By setting need_sync to false, we will do an unconstrained pick and will
not sync with other siblings. I guess we need to reset need_sync after
or in the following for_each_cpu loop, because the loop may set it.

> /*
> * core->core_task_seq, core->core_pick_seq, rq->core_sched_seq
> @@ -4351,7 +4358,7 @@ pick_next_task(struct rq *rq, struct task_struct *prev, struct rq_flags *rf)

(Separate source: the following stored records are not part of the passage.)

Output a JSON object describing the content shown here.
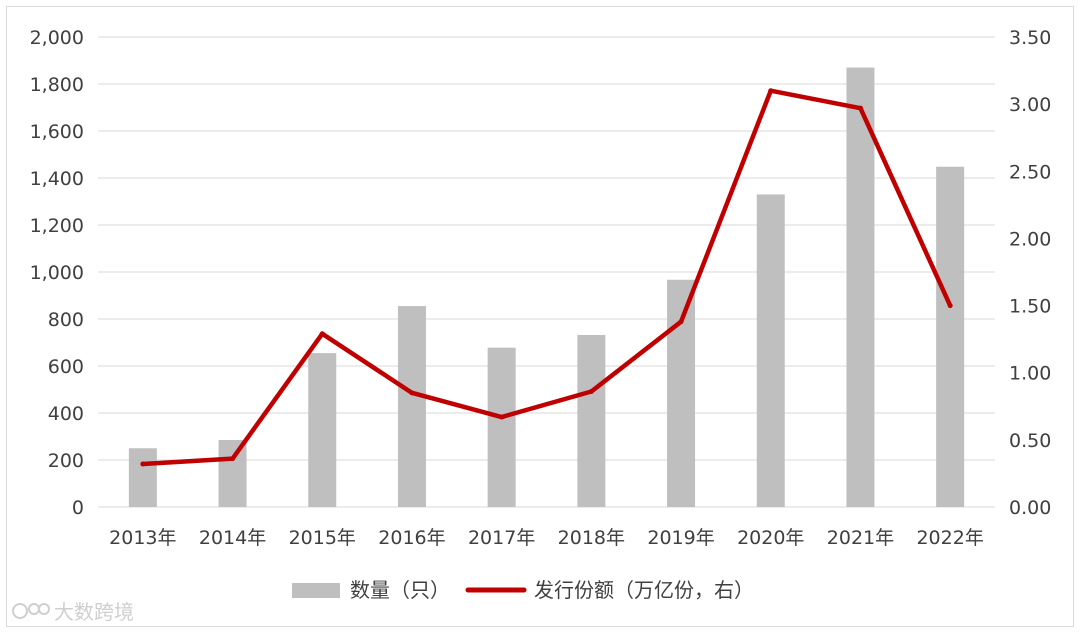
{
  "chart_data": {
    "type": "bar",
    "categories": [
      "2013年",
      "2014年",
      "2015年",
      "2016年",
      "2017年",
      "2018年",
      "2019年",
      "2020年",
      "2021年",
      "2022年"
    ],
    "series": [
      {
        "name": "数量（只）",
        "type": "bar",
        "axis": "left",
        "color": "#bfbfbf",
        "values": [
          250,
          285,
          655,
          855,
          678,
          732,
          967,
          1330,
          1870,
          1448
        ]
      },
      {
        "name": "发行份额（万亿份，右）",
        "type": "line",
        "axis": "right",
        "color": "#c00000",
        "values": [
          0.32,
          0.36,
          1.29,
          0.85,
          0.67,
          0.86,
          1.38,
          3.1,
          2.97,
          1.5
        ]
      }
    ],
    "y_left": {
      "min": 0,
      "max": 2000,
      "step": 200,
      "tick_labels": [
        "0",
        "200",
        "400",
        "600",
        "800",
        "1,000",
        "1,200",
        "1,400",
        "1,600",
        "1,800",
        "2,000"
      ]
    },
    "y_right": {
      "min": 0,
      "max": 3.5,
      "step": 0.5,
      "tick_labels": [
        "0.00",
        "0.50",
        "1.00",
        "1.50",
        "2.00",
        "2.50",
        "3.00",
        "3.50"
      ]
    },
    "grid": true,
    "legend": "bottom-center"
  },
  "watermark": {
    "text": "大数跨境"
  }
}
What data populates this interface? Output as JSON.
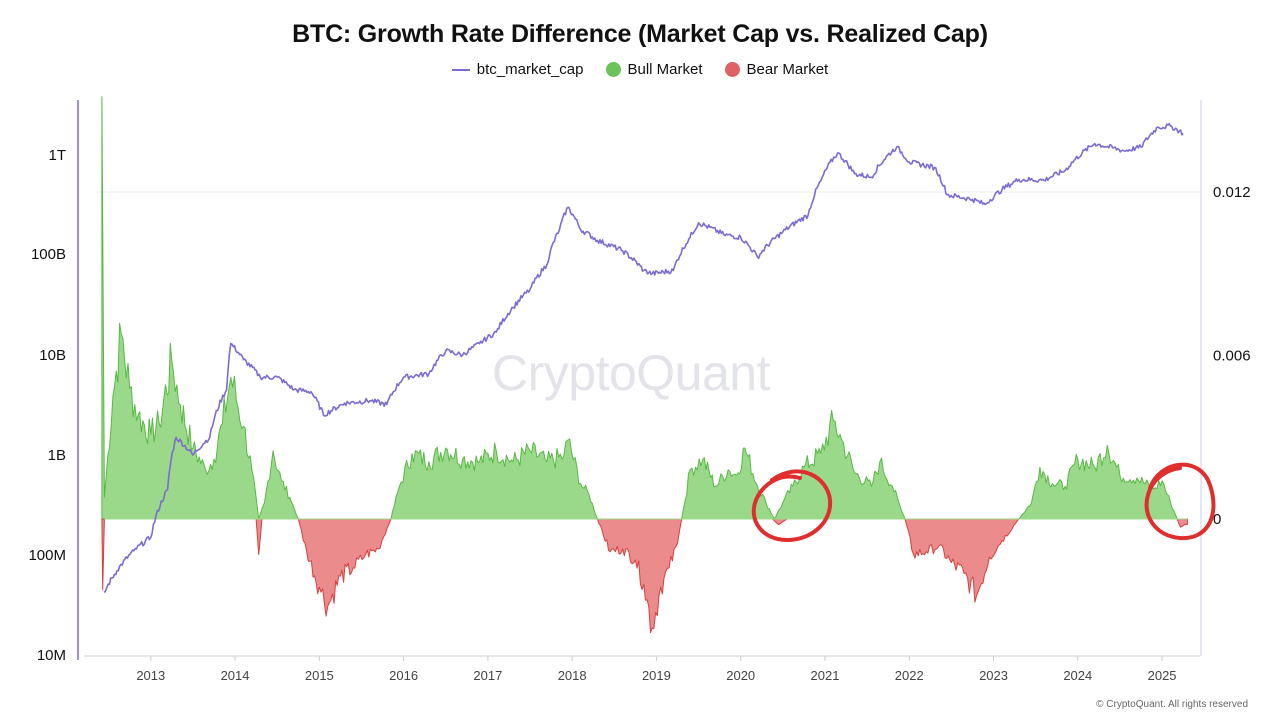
{
  "chart_data": {
    "type": "line",
    "title": "BTC: Growth Rate Difference (Market Cap vs. Realized Cap)",
    "legend": [
      {
        "name": "btc_market_cap",
        "color": "#7b6bd2",
        "marker": "line"
      },
      {
        "name": "Bull Market",
        "color": "#6cc35a",
        "marker": "dot"
      },
      {
        "name": "Bear Market",
        "color": "#e06262",
        "marker": "dot"
      }
    ],
    "x_ticks": [
      "2013",
      "2014",
      "2015",
      "2016",
      "2017",
      "2018",
      "2019",
      "2020",
      "2021",
      "2022",
      "2023",
      "2024",
      "2025"
    ],
    "x_range": [
      2012.35,
      2025.45
    ],
    "left_axis": {
      "scale": "log",
      "ticks": [
        "1T",
        "100B",
        "10B",
        "1B",
        "100M",
        "10M"
      ],
      "range": [
        10000000.0,
        3000000000000.0
      ]
    },
    "right_axis": {
      "ticks": [
        "0.012",
        "0.006",
        "0"
      ],
      "range": [
        -0.005,
        0.0155
      ]
    },
    "series": [
      {
        "name": "btc_market_cap",
        "points": [
          [
            2012.45,
            42000000.0
          ],
          [
            2012.6,
            70000000.0
          ],
          [
            2012.8,
            110000000.0
          ],
          [
            2013.0,
            150000000.0
          ],
          [
            2013.2,
            450000000.0
          ],
          [
            2013.3,
            1500000000.0
          ],
          [
            2013.5,
            1000000000.0
          ],
          [
            2013.7,
            1500000000.0
          ],
          [
            2013.9,
            4500000000.0
          ],
          [
            2013.95,
            13000000000.0
          ],
          [
            2014.1,
            9000000000.0
          ],
          [
            2014.3,
            6000000000.0
          ],
          [
            2014.5,
            6000000000.0
          ],
          [
            2014.7,
            4500000000.0
          ],
          [
            2014.9,
            4300000000.0
          ],
          [
            2015.05,
            2500000000.0
          ],
          [
            2015.3,
            3300000000.0
          ],
          [
            2015.6,
            3500000000.0
          ],
          [
            2015.8,
            3200000000.0
          ],
          [
            2016.0,
            6000000000.0
          ],
          [
            2016.3,
            6500000000.0
          ],
          [
            2016.5,
            11000000000.0
          ],
          [
            2016.7,
            10000000000.0
          ],
          [
            2016.9,
            13000000000.0
          ],
          [
            2017.1,
            17000000000.0
          ],
          [
            2017.3,
            30000000000.0
          ],
          [
            2017.5,
            45000000000.0
          ],
          [
            2017.7,
            80000000000.0
          ],
          [
            2017.85,
            180000000000.0
          ],
          [
            2017.95,
            300000000000.0
          ],
          [
            2018.1,
            180000000000.0
          ],
          [
            2018.3,
            140000000000.0
          ],
          [
            2018.6,
            110000000000.0
          ],
          [
            2018.85,
            70000000000.0
          ],
          [
            2018.95,
            65000000000.0
          ],
          [
            2019.2,
            70000000000.0
          ],
          [
            2019.4,
            150000000000.0
          ],
          [
            2019.5,
            210000000000.0
          ],
          [
            2019.8,
            160000000000.0
          ],
          [
            2020.0,
            150000000000.0
          ],
          [
            2020.2,
            95000000000.0
          ],
          [
            2020.5,
            170000000000.0
          ],
          [
            2020.8,
            250000000000.0
          ],
          [
            2020.95,
            550000000000.0
          ],
          [
            2021.15,
            1050000000000.0
          ],
          [
            2021.35,
            650000000000.0
          ],
          [
            2021.55,
            600000000000.0
          ],
          [
            2021.85,
            1200000000000.0
          ],
          [
            2022.0,
            850000000000.0
          ],
          [
            2022.3,
            750000000000.0
          ],
          [
            2022.45,
            400000000000.0
          ],
          [
            2022.75,
            360000000000.0
          ],
          [
            2022.9,
            320000000000.0
          ],
          [
            2023.1,
            450000000000.0
          ],
          [
            2023.3,
            570000000000.0
          ],
          [
            2023.6,
            560000000000.0
          ],
          [
            2023.85,
            700000000000.0
          ],
          [
            2024.2,
            1300000000000.0
          ],
          [
            2024.55,
            1100000000000.0
          ],
          [
            2024.75,
            1200000000000.0
          ],
          [
            2024.95,
            1900000000000.0
          ],
          [
            2025.1,
            1950000000000.0
          ],
          [
            2025.25,
            1650000000000.0
          ]
        ]
      },
      {
        "name": "Bull Market",
        "points": [
          [
            2012.42,
            0.0155
          ],
          [
            2012.45,
            0.0008
          ],
          [
            2012.55,
            0.0045
          ],
          [
            2012.65,
            0.0068
          ],
          [
            2012.75,
            0.0048
          ],
          [
            2012.85,
            0.0038
          ],
          [
            2013.0,
            0.0031
          ],
          [
            2013.1,
            0.0035
          ],
          [
            2013.25,
            0.0058
          ],
          [
            2013.35,
            0.0042
          ],
          [
            2013.5,
            0.0026
          ],
          [
            2013.65,
            0.0018
          ],
          [
            2013.75,
            0.0022
          ],
          [
            2013.85,
            0.0035
          ],
          [
            2013.95,
            0.0052
          ],
          [
            2014.1,
            0.0034
          ],
          [
            2014.2,
            0.0018
          ],
          [
            2014.28,
            0.0
          ],
          [
            2014.35,
            0.0006
          ],
          [
            2014.45,
            0.0025
          ],
          [
            2014.55,
            0.0014
          ],
          [
            2014.65,
            0.0008
          ],
          [
            2014.75,
            0.0
          ],
          [
            2015.85,
            0.0
          ],
          [
            2015.95,
            0.0012
          ],
          [
            2016.1,
            0.0024
          ],
          [
            2016.3,
            0.0021
          ],
          [
            2016.5,
            0.0026
          ],
          [
            2016.7,
            0.0022
          ],
          [
            2016.9,
            0.0021
          ],
          [
            2017.1,
            0.0025
          ],
          [
            2017.3,
            0.0021
          ],
          [
            2017.5,
            0.0025
          ],
          [
            2017.7,
            0.0021
          ],
          [
            2017.9,
            0.0023
          ],
          [
            2017.95,
            0.0029
          ],
          [
            2018.1,
            0.0013
          ],
          [
            2018.2,
            0.0009
          ],
          [
            2018.3,
            0.0
          ],
          [
            2019.3,
            0.0
          ],
          [
            2019.4,
            0.0018
          ],
          [
            2019.55,
            0.0022
          ],
          [
            2019.7,
            0.0012
          ],
          [
            2019.85,
            0.0018
          ],
          [
            2019.95,
            0.0016
          ],
          [
            2020.05,
            0.0026
          ],
          [
            2020.2,
            0.0012
          ],
          [
            2020.3,
            0.0006
          ],
          [
            2020.4,
            0.0
          ],
          [
            2020.5,
            0.0006
          ],
          [
            2020.62,
            0.0012
          ],
          [
            2020.75,
            0.0019
          ],
          [
            2020.95,
            0.0024
          ],
          [
            2021.1,
            0.0036
          ],
          [
            2021.2,
            0.0029
          ],
          [
            2021.35,
            0.0017
          ],
          [
            2021.55,
            0.0012
          ],
          [
            2021.65,
            0.0021
          ],
          [
            2021.8,
            0.0012
          ],
          [
            2021.95,
            0.0
          ],
          [
            2023.3,
            0.0
          ],
          [
            2023.45,
            0.0006
          ],
          [
            2023.55,
            0.0019
          ],
          [
            2023.7,
            0.0013
          ],
          [
            2023.85,
            0.0012
          ],
          [
            2024.0,
            0.0022
          ],
          [
            2024.2,
            0.0019
          ],
          [
            2024.35,
            0.0027
          ],
          [
            2024.5,
            0.0016
          ],
          [
            2024.7,
            0.0015
          ],
          [
            2024.9,
            0.0011
          ],
          [
            2025.0,
            0.0014
          ],
          [
            2025.1,
            0.0006
          ],
          [
            2025.18,
            0.0
          ]
        ]
      },
      {
        "name": "Bear Market",
        "points": [
          [
            2012.42,
            0.0
          ],
          [
            2012.43,
            -0.0026
          ],
          [
            2012.45,
            0.0
          ],
          [
            2014.25,
            0.0
          ],
          [
            2014.28,
            -0.0013
          ],
          [
            2014.32,
            0.0
          ],
          [
            2014.75,
            0.0
          ],
          [
            2014.85,
            -0.0012
          ],
          [
            2015.0,
            -0.0025
          ],
          [
            2015.1,
            -0.0032
          ],
          [
            2015.25,
            -0.0021
          ],
          [
            2015.4,
            -0.0018
          ],
          [
            2015.55,
            -0.0013
          ],
          [
            2015.7,
            -0.0011
          ],
          [
            2015.85,
            0.0
          ],
          [
            2018.3,
            0.0
          ],
          [
            2018.45,
            -0.0012
          ],
          [
            2018.6,
            -0.0011
          ],
          [
            2018.75,
            -0.0015
          ],
          [
            2018.85,
            -0.0024
          ],
          [
            2018.95,
            -0.004
          ],
          [
            2019.05,
            -0.0025
          ],
          [
            2019.15,
            -0.0018
          ],
          [
            2019.25,
            -0.0009
          ],
          [
            2019.3,
            0.0
          ],
          [
            2020.38,
            0.0
          ],
          [
            2020.45,
            -0.0002
          ],
          [
            2020.55,
            0.0
          ],
          [
            2021.95,
            0.0
          ],
          [
            2022.05,
            -0.0013
          ],
          [
            2022.2,
            -0.0012
          ],
          [
            2022.35,
            -0.001
          ],
          [
            2022.5,
            -0.0016
          ],
          [
            2022.65,
            -0.002
          ],
          [
            2022.8,
            -0.0028
          ],
          [
            2022.95,
            -0.0014
          ],
          [
            2023.1,
            -0.0008
          ],
          [
            2023.3,
            0.0
          ],
          [
            2025.18,
            0.0
          ],
          [
            2025.22,
            -0.0003
          ],
          [
            2025.3,
            -0.0002
          ],
          [
            2025.3,
            0.0
          ]
        ]
      }
    ]
  },
  "footer": "© CryptoQuant. All rights reserved",
  "watermark": "CryptoQuant"
}
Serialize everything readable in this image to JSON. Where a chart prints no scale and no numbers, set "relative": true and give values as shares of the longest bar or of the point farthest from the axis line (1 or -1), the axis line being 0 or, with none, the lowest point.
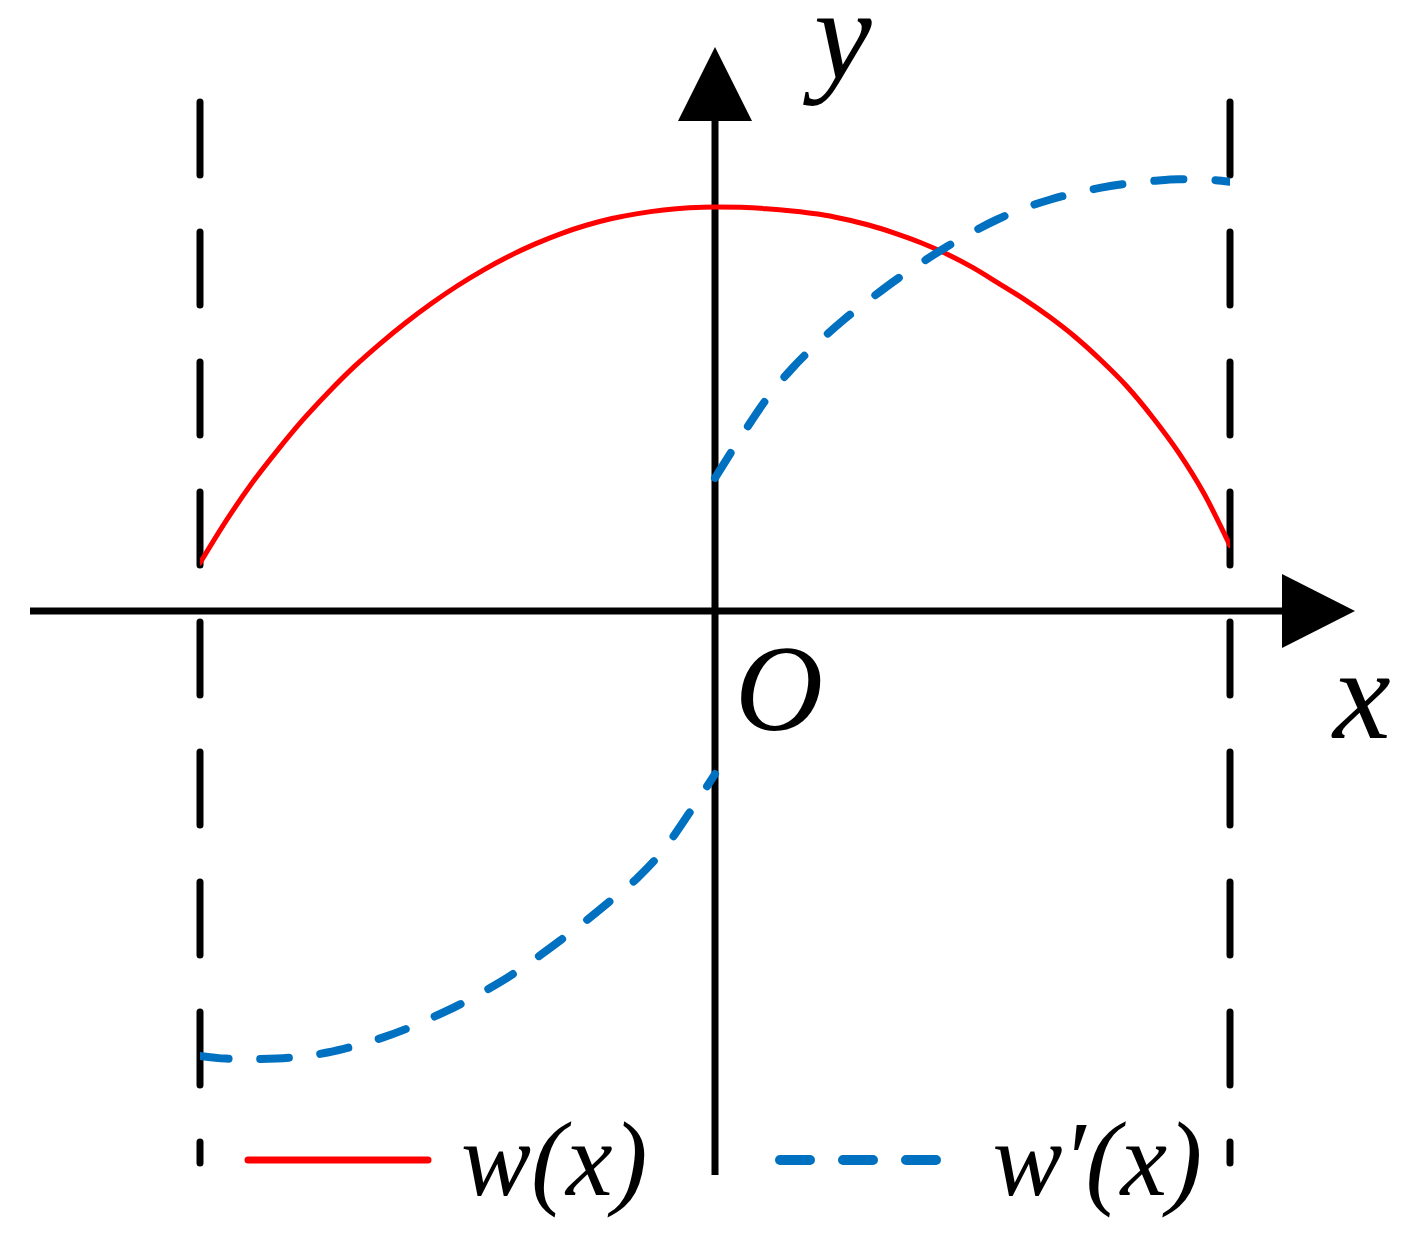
{
  "chart_data": {
    "type": "line",
    "relative": true,
    "xlabel": "x",
    "ylabel": "y",
    "annotations": [
      "O"
    ],
    "legend": "bottom",
    "categories": [
      null,
      null,
      null,
      null,
      null,
      null,
      null,
      null,
      null,
      null,
      null,
      null,
      null,
      null,
      null,
      null,
      null,
      null,
      null,
      null,
      null,
      null,
      null,
      null,
      null,
      null,
      null,
      null,
      null,
      null,
      null,
      null,
      null,
      null,
      null,
      null,
      null,
      null,
      null,
      null,
      null
    ],
    "series": [
      {
        "name": "w(x)",
        "color": "#ff0000",
        "line_style": "solid",
        "values": [
          0.107,
          0.2,
          0.284,
          0.358,
          0.427,
          0.489,
          0.546,
          0.597,
          0.644,
          0.687,
          0.726,
          0.761,
          0.792,
          0.819,
          0.842,
          0.861,
          0.876,
          0.887,
          0.895,
          0.9,
          0.902,
          0.901,
          0.898,
          0.893,
          0.886,
          0.875,
          0.861,
          0.843,
          0.822,
          0.797,
          0.767,
          0.732,
          0.696,
          0.656,
          0.611,
          0.559,
          0.501,
          0.432,
          0.354,
          0.261,
          0.146
        ]
      },
      {
        "name": "w′(x)",
        "color": "#0070c0",
        "line_style": "dashed",
        "values": [
          -0.993,
          -0.999,
          -1.0,
          -0.999,
          -0.994,
          -0.985,
          -0.971,
          -0.954,
          -0.933,
          -0.908,
          -0.881,
          -0.85,
          -0.816,
          -0.777,
          -0.735,
          -0.691,
          -0.644,
          -0.595,
          -0.533,
          -0.451,
          -0.364,
          null,
          null,
          null,
          null,
          null,
          null,
          null,
          null,
          null,
          null,
          null,
          null,
          null,
          null,
          null,
          null,
          null,
          null,
          null,
          null
        ]
      },
      {
        "color": "#0070c0",
        "line_style": "dashed",
        "values": [
          null,
          null,
          null,
          null,
          null,
          null,
          null,
          null,
          null,
          null,
          null,
          null,
          null,
          null,
          null,
          null,
          null,
          null,
          null,
          null,
          0.297,
          0.388,
          0.473,
          0.542,
          0.599,
          0.65,
          0.695,
          0.738,
          0.777,
          0.813,
          0.846,
          0.875,
          0.899,
          0.918,
          0.933,
          0.945,
          0.954,
          0.96,
          0.964,
          0.963,
          0.958
        ]
      }
    ]
  }
}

> if (i == cpu && !need_sync && !p->core_cookie) {
> next = p;
> + rq_i->core_pick = next;
> + rq_i->core_sched_seq = rq_i->core->core_pick_seq;
>
I think we would not need these here. core_pick needs to be set only
for siblings if we are picking a task for them. For unconstrained pick,
we pick only for ourselves. Also, core_sched_seq need not be synced here.
We might already be synced with the existing core->core_pick_seq. Even
if it is not synced, I don't think it will cause an issue in subsequent
schedule events.


> done:
> + /*
> + * If we reset a sibling's core_pick, make sure that we picked a task
> + * for it, this is because we might have reset it though it was set to
> + * something by another selector. In this case we cannot leave it as
> + * NULL and should have found something for it.
> + */
> + for_each_cpu(i, &select_mask) {
> + WARN_ON_ONCE(!cpu_rq(i)->core_pick);
> + }
> +
I think this check will not be true always. For unconstrained pick, we
do not pick tasks for siblings and hence do not set core_pick for them.
So this WARN_ON will fire for unconstrained pick. Easily reproducible
by creating an empty cgroup and tagging it. Then only unconstrained
picks will happen and this WARN_ON fires. I guess this check after the
done label does not hold and could be removed.

Thanks,
Vineeth